Good implementation help is hard to find. Although there are many consulting and business process outsourcing firms eager to help banks implement bots — one banker said he'd been pitched 26 times — finding the right help is hard. "You want someone with experience and this is all new to banks, so nobody has that deep experience yet," an executive at a large U.S. bank said.

Bots do only what they're told. Deutsche Bank is considering customer service chatbots but is treading lightly, because bots' capabilities are still narrow. "We can develop a bot to automate responses to password resets, but that bot will not be able to look up your account balance," he said. A bot could be taught to authenticate the user and give her an account balance, but it would not know the customer has other accounts with the bank unless it was specifically trained to look for them.

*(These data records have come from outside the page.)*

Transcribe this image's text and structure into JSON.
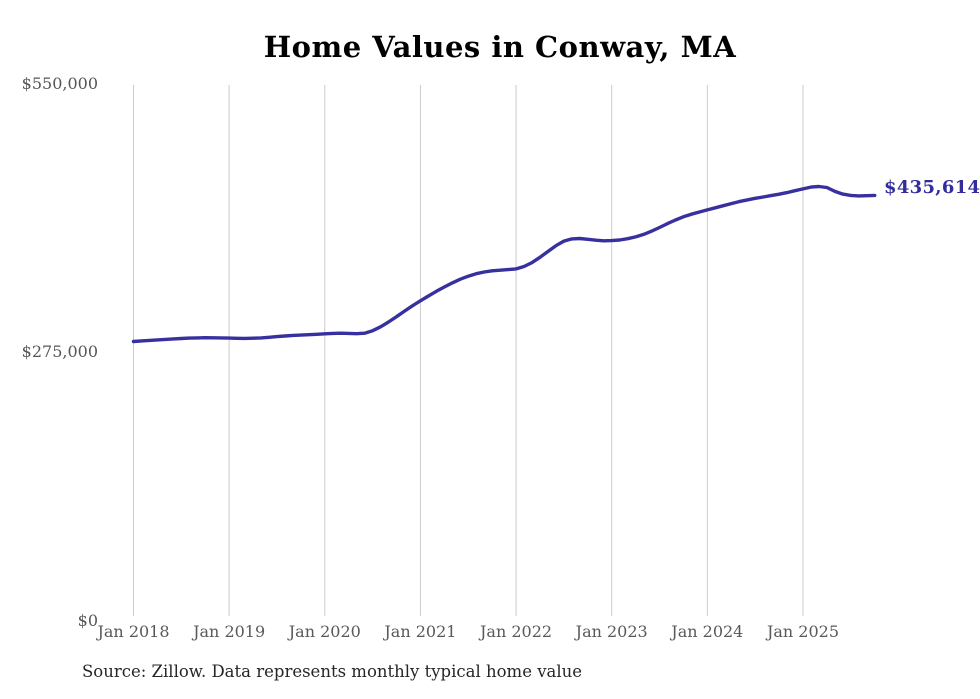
{
  "chart_data": {
    "type": "line",
    "title": "Home Values in Conway, MA",
    "source_note": "Source: Zillow. Data represents monthly typical home value",
    "last_value_label": "$435,614",
    "last_value": 435614,
    "ylim": [
      0,
      550000
    ],
    "y_tick_labels": [
      "$550,000",
      "$275,000",
      "$0"
    ],
    "y_tick_values": [
      550000,
      275000,
      0
    ],
    "x_tick_labels": [
      "Jan 2018",
      "Jan 2019",
      "Jan 2020",
      "Jan 2021",
      "Jan 2022",
      "Jan 2023",
      "Jan 2024",
      "Jan 2025"
    ],
    "x_start": "2018-01",
    "x_end": "2025-10",
    "frequency": "monthly",
    "grid": true,
    "legend": false,
    "line_color": "#37319f",
    "gridline_color": "#cccccc",
    "series": [
      {
        "name": "Typical home value ($)",
        "values": [
          284300,
          284900,
          285500,
          286000,
          286500,
          287000,
          287400,
          287800,
          288100,
          288300,
          288200,
          288000,
          287800,
          287600,
          287500,
          287700,
          288100,
          288700,
          289400,
          290000,
          290600,
          291000,
          291400,
          291800,
          292300,
          292700,
          292900,
          292700,
          292400,
          292900,
          295500,
          299500,
          304500,
          310000,
          315800,
          321300,
          326500,
          331500,
          336300,
          340800,
          345000,
          348800,
          352000,
          354500,
          356300,
          357500,
          358200,
          358800,
          359500,
          362000,
          366000,
          371500,
          377500,
          383500,
          388300,
          390600,
          391000,
          390200,
          389200,
          388600,
          388800,
          389500,
          390800,
          392700,
          395300,
          398600,
          402400,
          406400,
          410200,
          413500,
          416200,
          418500,
          420600,
          422800,
          425000,
          427200,
          429200,
          431000,
          432600,
          434000,
          435400,
          436900,
          438600,
          440500,
          442400,
          444200,
          444900,
          443800,
          439800,
          437000,
          435600,
          435100,
          435300,
          435614
        ]
      }
    ]
  }
}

"This is where machine learning is today," he said. "It's not learning, it's machine learning. It's based on historical data, data and patterns you are able to translate for the machine. It's got some ways to go before it becomes more aware."

People will get laid off. "One thing that's inevitable is that jobs will shift," the South African banker said.

Headcounts will be reduced, but some people will learn new skills, such as bot supervision and bot programming, and might find the work more interesting.

"We've been losing jobs to machines since the wheel was invented," Barkin said. "This is just another wave of it."